5. Ms Isherwood had good reason to accept that the First-tier Tribunal had erred in its approach. She also raised, when I turned to the remaking of the decision, her concerns about the immigration history of the sponsors. This is the first time that such points had been raised, however, she accepted that these concerns did not touch on the requirement in paragraph 310(ix), that is to say whether there had been a genuine transfer of parental responsibility or the adoption had not been due to the inability of the original parents to care for the appellants. Indeed, as I have cited from the First-tier Tribunal's decision, it was accepted by the Presenting Officer before the First-tier Tribunal that the sponsor and her husband are the adoptive parents of the appellants. In these circumstances Ms Isherwood understandably accepted that the appeals could no longer be opposed. The ground available to the appellants is under the Human Rights Act. Having regard to the fact of the appellants' ability to demonstrate they met the only requirement of the Immigration Rules identified by the Entry Clearance Officer in his decision, in my judgment it would be a disproportionate interference with family life to refuse an application where the requirements of the Rules had been met. Accordingly, the decision of the First-tier Tribunal is set aside. These appeals are allowed on human rights grounds.

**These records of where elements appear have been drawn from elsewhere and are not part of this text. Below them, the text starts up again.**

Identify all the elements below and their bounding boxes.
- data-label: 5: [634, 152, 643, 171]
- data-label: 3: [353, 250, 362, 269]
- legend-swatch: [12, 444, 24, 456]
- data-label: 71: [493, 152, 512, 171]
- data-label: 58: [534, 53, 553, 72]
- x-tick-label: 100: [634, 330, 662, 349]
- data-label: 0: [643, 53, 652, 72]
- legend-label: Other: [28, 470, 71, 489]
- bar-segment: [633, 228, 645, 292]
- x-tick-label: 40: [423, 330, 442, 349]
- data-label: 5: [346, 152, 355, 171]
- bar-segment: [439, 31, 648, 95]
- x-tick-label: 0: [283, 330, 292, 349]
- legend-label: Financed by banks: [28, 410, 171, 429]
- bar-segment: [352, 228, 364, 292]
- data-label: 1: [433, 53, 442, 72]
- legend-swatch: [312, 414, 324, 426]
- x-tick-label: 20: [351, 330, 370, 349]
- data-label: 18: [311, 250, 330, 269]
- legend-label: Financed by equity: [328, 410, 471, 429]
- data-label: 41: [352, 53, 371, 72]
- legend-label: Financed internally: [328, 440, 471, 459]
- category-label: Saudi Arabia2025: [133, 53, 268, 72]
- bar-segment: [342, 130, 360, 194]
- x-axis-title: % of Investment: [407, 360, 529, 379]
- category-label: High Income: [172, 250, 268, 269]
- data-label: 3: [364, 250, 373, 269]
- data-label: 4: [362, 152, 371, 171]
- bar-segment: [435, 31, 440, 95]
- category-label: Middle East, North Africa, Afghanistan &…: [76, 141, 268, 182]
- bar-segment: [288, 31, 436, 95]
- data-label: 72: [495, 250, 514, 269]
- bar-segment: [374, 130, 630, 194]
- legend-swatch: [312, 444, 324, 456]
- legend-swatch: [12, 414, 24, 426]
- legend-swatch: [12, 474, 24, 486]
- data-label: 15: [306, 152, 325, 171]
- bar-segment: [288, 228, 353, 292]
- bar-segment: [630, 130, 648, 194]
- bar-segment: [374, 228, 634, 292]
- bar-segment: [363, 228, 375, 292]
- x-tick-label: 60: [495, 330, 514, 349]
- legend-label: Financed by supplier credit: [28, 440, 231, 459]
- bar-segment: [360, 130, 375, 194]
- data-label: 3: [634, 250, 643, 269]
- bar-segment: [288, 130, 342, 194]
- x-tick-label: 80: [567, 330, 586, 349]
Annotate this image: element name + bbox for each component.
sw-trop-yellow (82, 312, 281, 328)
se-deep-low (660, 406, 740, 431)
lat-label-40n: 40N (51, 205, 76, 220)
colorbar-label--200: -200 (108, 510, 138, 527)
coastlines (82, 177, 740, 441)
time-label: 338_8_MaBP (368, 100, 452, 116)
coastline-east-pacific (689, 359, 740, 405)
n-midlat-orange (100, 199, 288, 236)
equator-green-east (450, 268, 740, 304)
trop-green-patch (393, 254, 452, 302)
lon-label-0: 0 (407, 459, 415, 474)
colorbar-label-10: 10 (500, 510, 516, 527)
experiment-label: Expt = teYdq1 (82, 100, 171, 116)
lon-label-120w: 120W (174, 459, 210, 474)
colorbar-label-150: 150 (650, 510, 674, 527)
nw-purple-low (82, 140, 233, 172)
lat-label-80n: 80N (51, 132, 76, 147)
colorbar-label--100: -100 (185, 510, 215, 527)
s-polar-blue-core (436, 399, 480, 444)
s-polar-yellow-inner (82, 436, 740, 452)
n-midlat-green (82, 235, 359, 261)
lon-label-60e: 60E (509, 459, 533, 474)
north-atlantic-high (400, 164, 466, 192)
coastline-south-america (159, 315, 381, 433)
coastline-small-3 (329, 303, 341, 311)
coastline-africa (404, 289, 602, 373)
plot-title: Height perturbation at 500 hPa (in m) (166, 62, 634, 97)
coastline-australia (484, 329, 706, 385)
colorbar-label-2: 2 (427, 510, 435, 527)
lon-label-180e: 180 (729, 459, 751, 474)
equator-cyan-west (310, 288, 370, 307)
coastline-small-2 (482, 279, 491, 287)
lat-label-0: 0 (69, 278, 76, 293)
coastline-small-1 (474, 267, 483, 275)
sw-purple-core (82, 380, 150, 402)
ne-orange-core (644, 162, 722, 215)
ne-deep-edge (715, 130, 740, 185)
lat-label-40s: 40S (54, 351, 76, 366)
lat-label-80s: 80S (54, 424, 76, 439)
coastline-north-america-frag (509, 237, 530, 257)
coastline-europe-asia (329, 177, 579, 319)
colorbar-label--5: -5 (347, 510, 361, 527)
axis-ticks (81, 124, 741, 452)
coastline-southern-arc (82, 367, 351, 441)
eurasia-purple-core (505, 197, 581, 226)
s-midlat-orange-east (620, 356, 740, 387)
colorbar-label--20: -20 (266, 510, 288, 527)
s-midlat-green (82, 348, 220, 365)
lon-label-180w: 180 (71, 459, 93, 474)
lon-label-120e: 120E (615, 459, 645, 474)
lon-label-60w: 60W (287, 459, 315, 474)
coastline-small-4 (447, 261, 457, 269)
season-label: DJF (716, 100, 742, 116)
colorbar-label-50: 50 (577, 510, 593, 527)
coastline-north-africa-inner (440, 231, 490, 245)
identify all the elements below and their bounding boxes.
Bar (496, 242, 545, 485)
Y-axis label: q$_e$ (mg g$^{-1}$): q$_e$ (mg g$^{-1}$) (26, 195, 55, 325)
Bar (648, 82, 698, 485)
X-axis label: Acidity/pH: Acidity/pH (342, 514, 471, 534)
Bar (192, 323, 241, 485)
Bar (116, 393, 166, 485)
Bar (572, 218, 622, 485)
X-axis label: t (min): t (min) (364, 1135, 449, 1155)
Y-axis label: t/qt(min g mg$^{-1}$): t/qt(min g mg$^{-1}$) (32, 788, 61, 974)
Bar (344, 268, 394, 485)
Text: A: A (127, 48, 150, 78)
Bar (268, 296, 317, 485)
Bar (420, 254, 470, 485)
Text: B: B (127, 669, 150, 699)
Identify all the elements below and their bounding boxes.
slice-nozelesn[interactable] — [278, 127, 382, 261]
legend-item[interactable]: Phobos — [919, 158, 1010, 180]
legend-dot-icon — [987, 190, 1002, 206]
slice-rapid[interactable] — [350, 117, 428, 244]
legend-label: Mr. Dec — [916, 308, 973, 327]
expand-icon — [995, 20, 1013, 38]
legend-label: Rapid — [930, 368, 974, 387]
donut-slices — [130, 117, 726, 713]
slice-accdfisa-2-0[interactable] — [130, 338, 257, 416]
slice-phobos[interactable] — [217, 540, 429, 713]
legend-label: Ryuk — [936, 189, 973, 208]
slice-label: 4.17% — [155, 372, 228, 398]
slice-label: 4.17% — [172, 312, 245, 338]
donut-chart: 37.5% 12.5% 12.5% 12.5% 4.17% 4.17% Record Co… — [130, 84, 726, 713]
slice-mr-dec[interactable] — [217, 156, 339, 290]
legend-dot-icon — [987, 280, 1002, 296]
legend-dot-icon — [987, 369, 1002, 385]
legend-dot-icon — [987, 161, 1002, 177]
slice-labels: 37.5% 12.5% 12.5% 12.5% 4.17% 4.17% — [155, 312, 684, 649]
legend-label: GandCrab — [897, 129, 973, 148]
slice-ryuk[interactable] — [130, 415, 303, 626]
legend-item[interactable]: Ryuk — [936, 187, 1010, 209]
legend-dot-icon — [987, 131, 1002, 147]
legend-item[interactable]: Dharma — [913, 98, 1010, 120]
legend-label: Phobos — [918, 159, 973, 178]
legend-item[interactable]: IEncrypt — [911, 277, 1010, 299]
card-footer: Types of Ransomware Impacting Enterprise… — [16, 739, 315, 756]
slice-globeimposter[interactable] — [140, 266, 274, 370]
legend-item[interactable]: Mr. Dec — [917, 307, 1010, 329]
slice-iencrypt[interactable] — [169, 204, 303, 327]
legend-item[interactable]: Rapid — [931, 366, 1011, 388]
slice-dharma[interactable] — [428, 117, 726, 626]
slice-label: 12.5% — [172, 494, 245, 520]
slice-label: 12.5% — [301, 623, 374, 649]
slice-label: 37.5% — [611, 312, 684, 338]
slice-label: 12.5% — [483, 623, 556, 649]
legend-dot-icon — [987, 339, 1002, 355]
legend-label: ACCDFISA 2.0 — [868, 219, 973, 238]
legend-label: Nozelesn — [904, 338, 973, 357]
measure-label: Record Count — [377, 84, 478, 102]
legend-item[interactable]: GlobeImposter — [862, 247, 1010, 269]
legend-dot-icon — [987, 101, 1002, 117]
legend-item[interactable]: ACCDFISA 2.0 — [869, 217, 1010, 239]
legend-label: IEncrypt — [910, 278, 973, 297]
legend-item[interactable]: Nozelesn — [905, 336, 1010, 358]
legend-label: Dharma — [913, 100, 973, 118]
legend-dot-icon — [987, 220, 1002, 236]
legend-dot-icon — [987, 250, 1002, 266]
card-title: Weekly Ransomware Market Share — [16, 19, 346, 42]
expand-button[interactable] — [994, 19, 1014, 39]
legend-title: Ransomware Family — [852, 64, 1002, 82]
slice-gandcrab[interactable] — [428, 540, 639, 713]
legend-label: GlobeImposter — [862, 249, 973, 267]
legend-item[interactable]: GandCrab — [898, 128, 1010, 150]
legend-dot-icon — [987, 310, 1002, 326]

6. By way of footnote, it will be for the Entry Clearance Officer to consider the concerns raised by Ms Isherwood when implementing this decision in particular whether there is any basis for calling into question the citizenship and settled status of the appellants' adoptive parents.

NOTICE OF DECISION
The decision of the First-tier Tribunal is set aside
Upon remaking, the appeals are allowed on human rights grounds.

Direction Regarding Anonymity - Rule 14 of the Tribunal Procedure (Upper Tribunal) Rules 2008
Unless and until a Tribunal or court directs otherwise, the appellants are granted anonymity. No report of these proceedings shall directly or indirectly identify them or any member of their family. This direction applies both to the appellants and to the respondent. Failure to comply with this direction could lead to contempt of court proceedings.